For this project, I explore the application of DDPG, DDPG with parameter-space noise variation PSNE, TD3, and PPO.

These application are applied to Reacher and Crawler environments. Two versions of Reacher are tried: one with a single agent, the other with multiple agents.

Algorithms such as A3C and D4PG (based on DDPG) take a distributed approach to environments with multiple agents. However, in this work I focus on PPO, TD3, DDPG, and DDPG with parameter space noise PSNE, with small adaptations for multi-agent environments.

Environment Description

Reacher

In this environment, a double-jointed arm can move to target locations. A reward of +0.1 is provided for each step that the agent's hand is in the goal location. Thus, the goal of the agent is to maintain its position at the target location for as many time steps as possible.

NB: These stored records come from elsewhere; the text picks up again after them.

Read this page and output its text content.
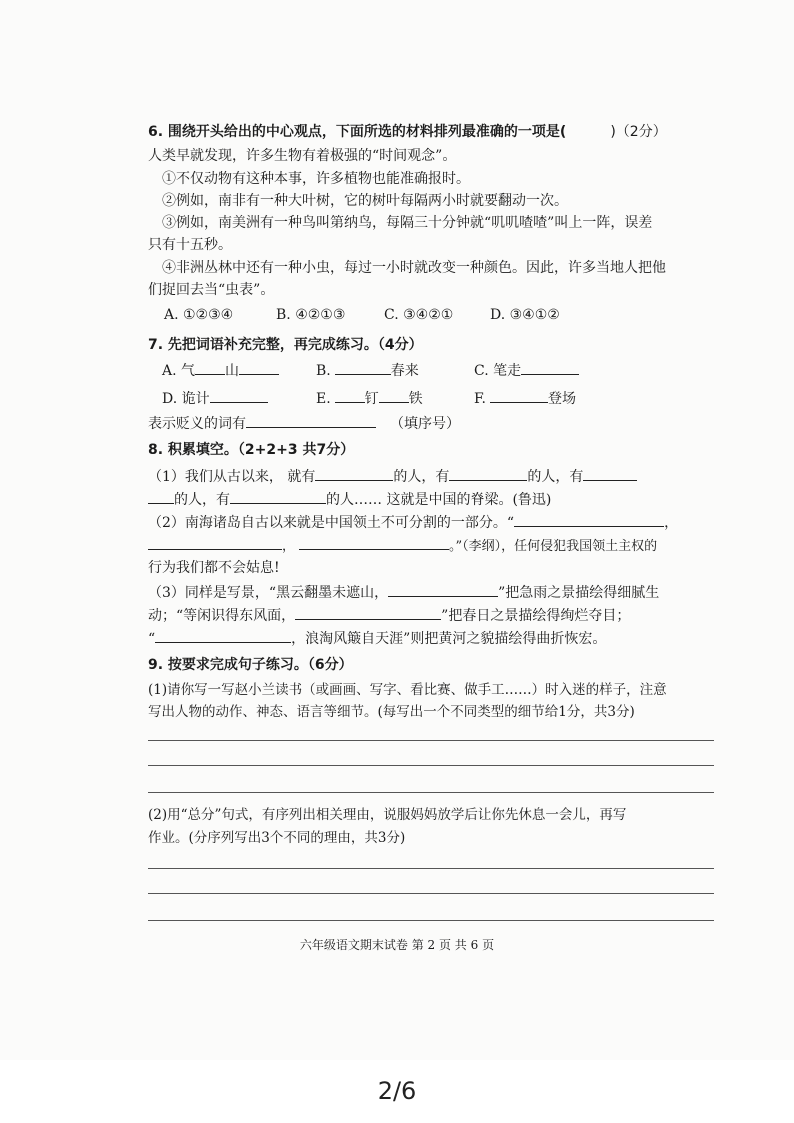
6. 围绕开头给出的中心观点，下面所选的材料排列最准确的一项是(	)（2分）
人类早就发现，许多生物有着极强的“时间观念”。
①不仅动物有这种本事，许多植物也能准确报时。
②例如，南非有一种大叶树，它的树叶每隔两小时就要翻动一次。
③例如，南美洲有一种鸟叫第纳鸟，每隔三十分钟就“叽叽喳喳”叫上一阵，误差
只有十五秒。
④非洲丛林中还有一种小虫，每过一小时就改变一种颜色。因此，许多当地人把他
们捉回去当“虫表”。
A. ①②③④	B. ④②①③	C. ③④②①	D. ③④①②
7. 先把词语补充完整，再完成练习。（4分）
A. 气 山	B.	春来	C. 笔走
D. 诡计	E. 钉 铁	F.	登场
表示贬义的词有	（填序号）
8. 积累填空。（2+2+3 共7分）
（1）我们从古以来， 就有	的人，有	的人，有
的人，有	的人…… 这就是中国的脊梁。(鲁迅)
（2）南海诸岛自古以来就是中国领土不可分割的一部分。“	，
，	。”（李纲），任何侵犯我国领土主权的
行为我们都不会姑息!
（3）同样是写景，“黑云翻墨未遮山，	”把急雨之景描绘得细腻生
动；“等闲识得东风面，	”把春日之景描绘得绚烂夺目；
“	，浪淘风簸自天涯”则把黄河之貌描绘得曲折恢宏。
9. 按要求完成句子练习。（6分）
(1)请你写一写赵小兰读书（或画画、写字、看比赛、做手工……）时入迷的样子，注意
写出人物的动作、神态、语言等细节。(每写出一个不同类型的细节给1分，共3分)
(2)用“总分”句式，有序列出相关理由，说服妈妈放学后让你先休息一会儿，再写
作业。(分序列写出3个不同的理由，共3分)
六年级语文期末试卷 第 2 页 共 6 页
2/6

The observation space consists of 33 variables corresponding to position, rotation, velocity, and angular velocities of the arm. Each action is a vector with four numbers, corresponding to torque applicable to two joints. Every entry in the action vector is a number between -1 and 1. This is a multi-agent (20) where there are several identical agents each with its own copy of the environment

Note: The old report includes the single agent experiment as well. They are located onder 'notebooks/old'

Training Traces

PPO achieves the highest score on Reacher (approx 75), while the other ones are approx 35 score.

Scoring

The tasks in this project are episodic, that is, the agent/s run for a finite number of steps on the environment.

After each episode, add up the rewards that each agent received (without discounting) to get a score for each agent. This yields N (potentially different) scores.
Take the average of these scores yielding an average score for each episode (where the average is over all the agents).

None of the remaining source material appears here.